This week the New York Times had an article describing the problem with emergency dental patients seeking care at hospital emergency rooms rather than dental offices or clinics. Most emergency room physicians do not have the training or available equipment to accurately diagnose dental pain. The article reports that most emergency room physicians will see at least 10 dental emergencies a week. More often than not they are only able to provide a prescription for pain medication or an antibiotic. This presents a problem because patients that are addicted to pain medication can go to an emergency room and say they have a toothache. The physician has no way to confirm that they actually have a problem and so the patient may be given addictive pain medication unnecessarily to deal with the patient's addiction not to address a real dental problem.
Having emergency room physicians dealing with toothaches increases the cost of healthcare. Many of these patients do not have resources to pay for their emergency room visit. Those that can pay and those that are insured, and medicaid, and medicare end up paying their bill through increased premiums. An emergecny room visit is much more expensive than an extraction. Seeing emergency dental patients in an emergency room is a poor use of public and private resources.
Part of the problem lies in the lack of dental benefits for adults that qualify for medicaid and medicare.

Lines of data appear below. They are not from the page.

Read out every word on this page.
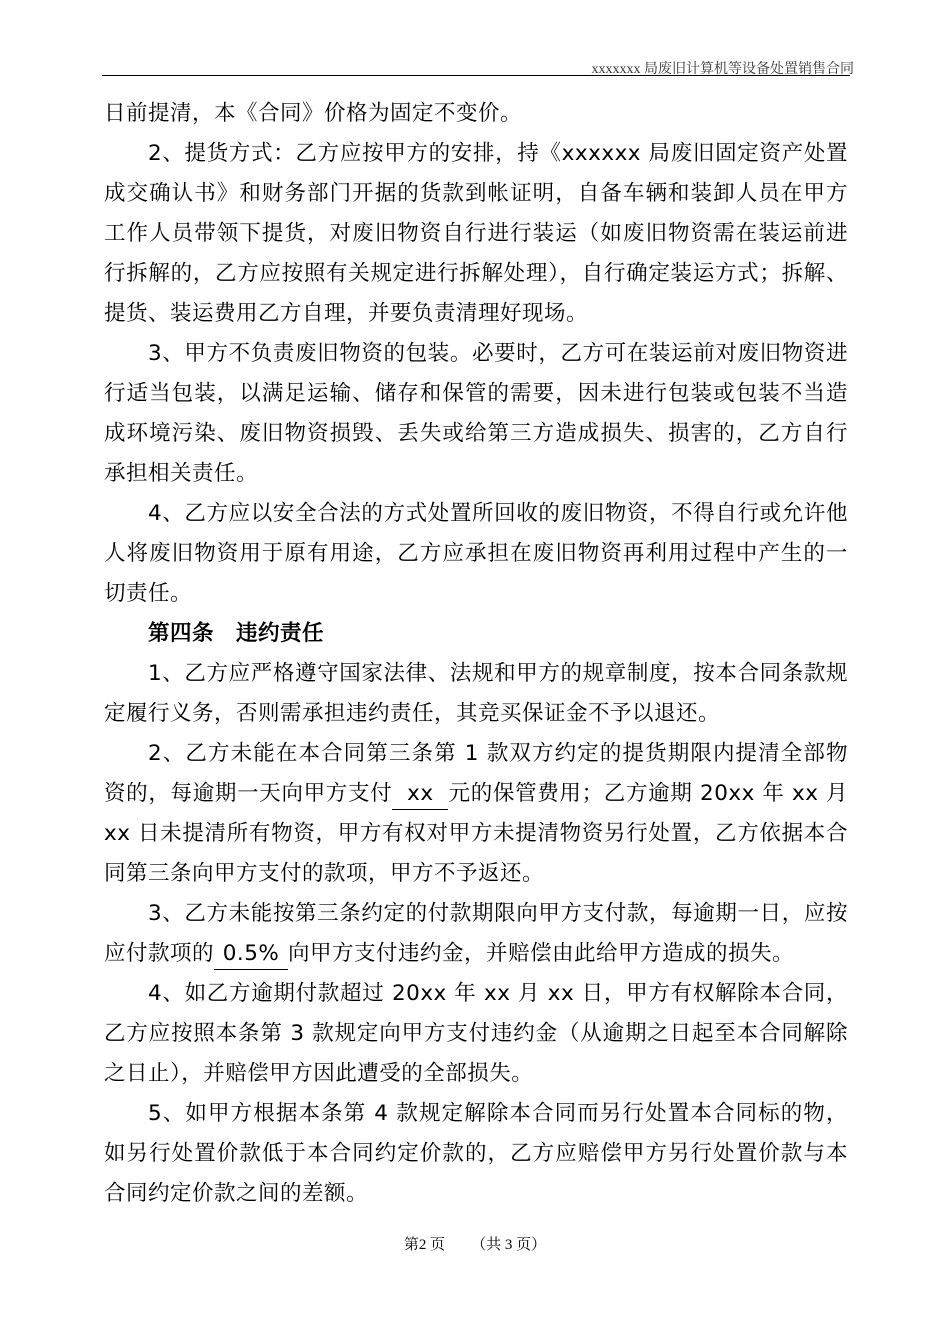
xxxxxxx 局废旧计算机等设备处置销售合同

日前提清，本《合同》价格为固定不变价。

2、提货方式：乙方应按甲方的安排，持《xxxxxx 局废旧固定资产处置成交确认书》和财务部门开据的货款到帐证明，自备车辆和装卸人员在甲方工作人员带领下提货，对废旧物资自行进行装运（如废旧物资需在装运前进行拆解的，乙方应按照有关规定进行拆解处理），自行确定装运方式；拆解、提货、装运费用乙方自理，并要负责清理好现场。

3、甲方不负责废旧物资的包装。必要时，乙方可在装运前对废旧物资进行适当包装，以满足运输、储存和保管的需要，因未进行包装或包装不当造成环境污染、废旧物资损毁、丢失或给第三方造成损失、损害的，乙方自行承担相关责任。

4、乙方应以安全合法的方式处置所回收的废旧物资，不得自行或允许他人将废旧物资用于原有用途，乙方应承担在废旧物资再利用过程中产生的一切责任。

第四条　违约责任

1、乙方应严格遵守国家法律、法规和甲方的规章制度，按本合同条款规定履行义务，否则需承担违约责任，其竞买保证金不予以退还。

2、乙方未能在本合同第三条第 1 款双方约定的提货期限内提清全部物资的，每逾期一天向甲方支付 xx 元的保管费用；乙方逾期 20xx 年 xx 月 xx 日未提清所有物资，甲方有权对甲方未提清物资另行处置，乙方依据本合同第三条向甲方支付的款项，甲方不予返还。

3、乙方未能按第三条约定的付款期限向甲方支付款，每逾期一日，应按应付款项的 0.5% 向甲方支付违约金，并赔偿由此给甲方造成的损失。

4、如乙方逾期付款超过 20xx 年 xx 月 xx 日，甲方有权解除本合同，乙方应按照本条第 3 款规定向甲方支付违约金（从逾期之日起至本合同解除之日止），并赔偿甲方因此遭受的全部损失。

5、如甲方根据本条第 4 款规定解除本合同而另行处置本合同标的物，如另行处置价款低于本合同约定价款的，乙方应赔偿甲方另行处置价款与本合同约定价款之间的差额。

第2 页 （共 3 页）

The system is set up so that we society is willing to pay for emergency room visits that are more expensive than cover dental extractions and other preventive dental care for adults that are less expensive. By not covering dental care, costs are increased, care is compromised, and narcotic pain medication abuse is increased. The simple solution is for medicaid and medicare, the safety nets for those who are uninsured, to cover emergency dental care.
It is unclear how the mouth came to be viewed as an entity different from the rest of the body, that has it's own insurance. But it's where we are.
As a small dental practice we are trying to make emergency dental care affordable, by allowing patients to make payments. We see many patients referred by emergency rooms. It's not enough. We need the public assistance that is willing to pay for an expensive emergency visit set up so that a relatively inexpensive extraction can be done.